Following Coney Island 40 Years (2011) and Harlem Street Portraits (2013), BRIEFLY SEEN is the last in Harvey Stein’s trilogy of books capturing, in stills, New Yorkers’ renown energy in their natural setting, the city. In this final work Stein’s attention focuses on midtown and downtown Manhattan.
Walking down a busy street in the heart of New York City surrounded by a sea of people in constant motion is a unique, sometimes daunting experience, for both a native New Yorker and a visitor. The walker must merge into a stream of humanity and become one with the crowd whose members forge ahead, engrossed in the daily rituals of getting to work, rushing to a meeting, grabbing lunch, catching a passing parade, or returning home to start the routine over again the next day. The great paradox of New York City, one of the most unequal cities on this planet, is that its streets are known to be an equalizer where for a moment people of all walks of life, ages, and ethnicities walk together as a unifying force before branching off to different destinations, dreams, hopes and objectives.
Stein, photographs the packed and pulsating streets of midtown and downtown Manhattan during peak hours of activity, day and night, including rush hour, to capture up close the theater of the everyday as it plays out on the streets. Stein walks with the crowd, melting into it with his camera, capturing the choreography of the singular density in black and white exclusively.
« As individuals in New York City, when we become part of the crowd, we lose our individuality if only for a few minutes and become part of the fabric and mosaic of the city. We are the city, we belong and are beholden to the city, our identity is expressed through and of the city. We can say that we are New York. » — Harvey Stein
To heighten the feeling of the movement, anxiety, and vigor of the streets, Stein employs a myriad of photographic techniques that bring to the work a complexity and gravitas that makes BRIEFLY SEEN an instant classic. He uses grain, blur, low-angle flash, skewed perspectives, tight cropping, and wide-angle views, to sweep the viewer into the experience and feel of walking the streets of New York. The book captures the spirit of the city where anything can happen and opportunity abounds.

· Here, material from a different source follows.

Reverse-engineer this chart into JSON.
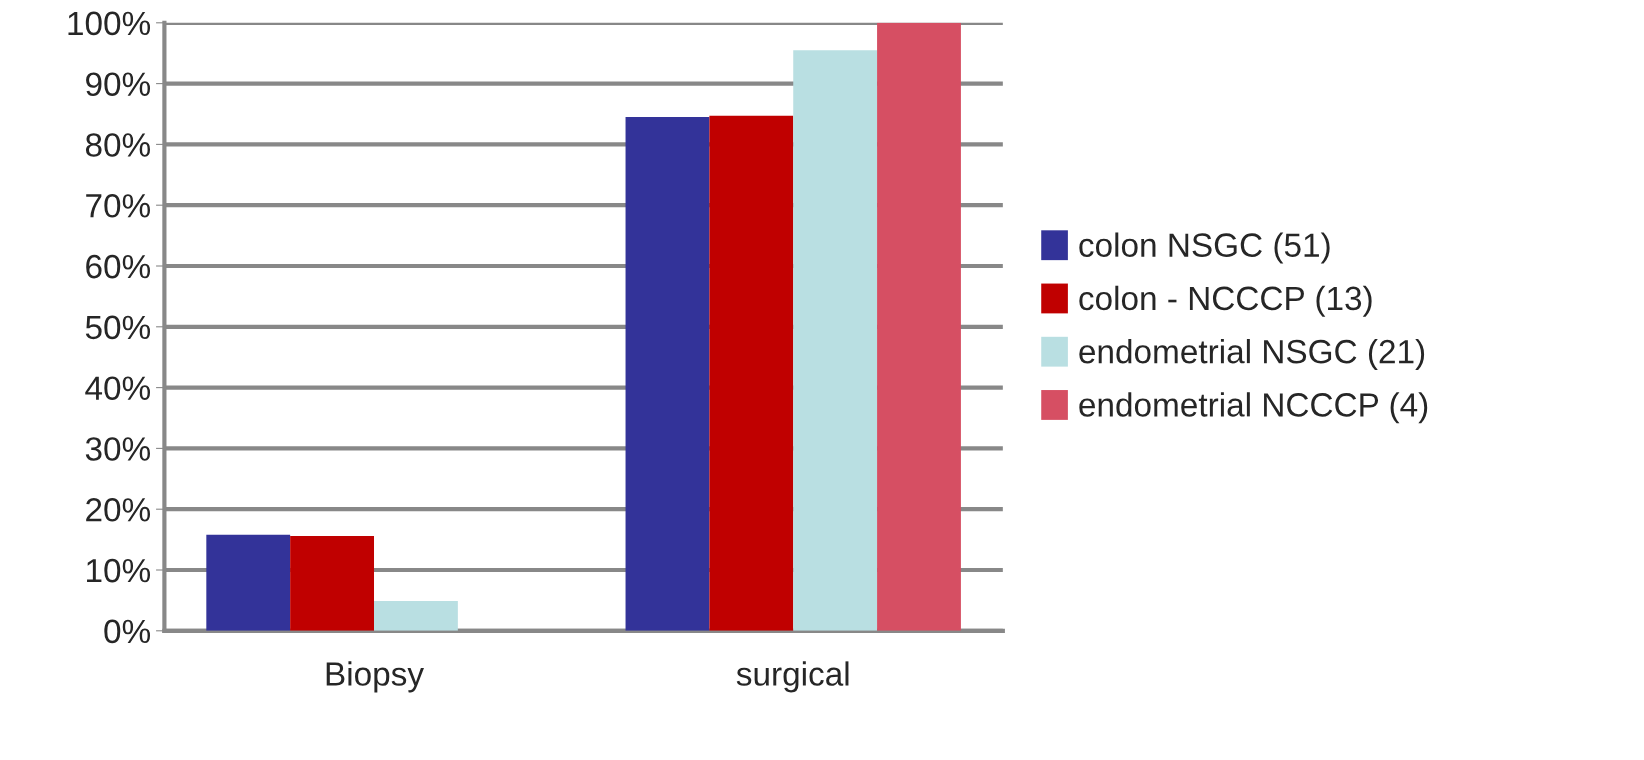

Stein describes his work as « my response to the rough, raw, charged and even magical energy of New York City street life. I am attracted to the nuances of behavior and body language in public places, characteristic of the ‘walker in the city.’ »
Stein’s photographs and portfolios have been published in such periodicals as The New Yorker, Time, Life, Esquire, American Heritage, Forbes, Smithsonian, and all the major photography magazines. His photographs have been widely exhibited in the United States and Europe.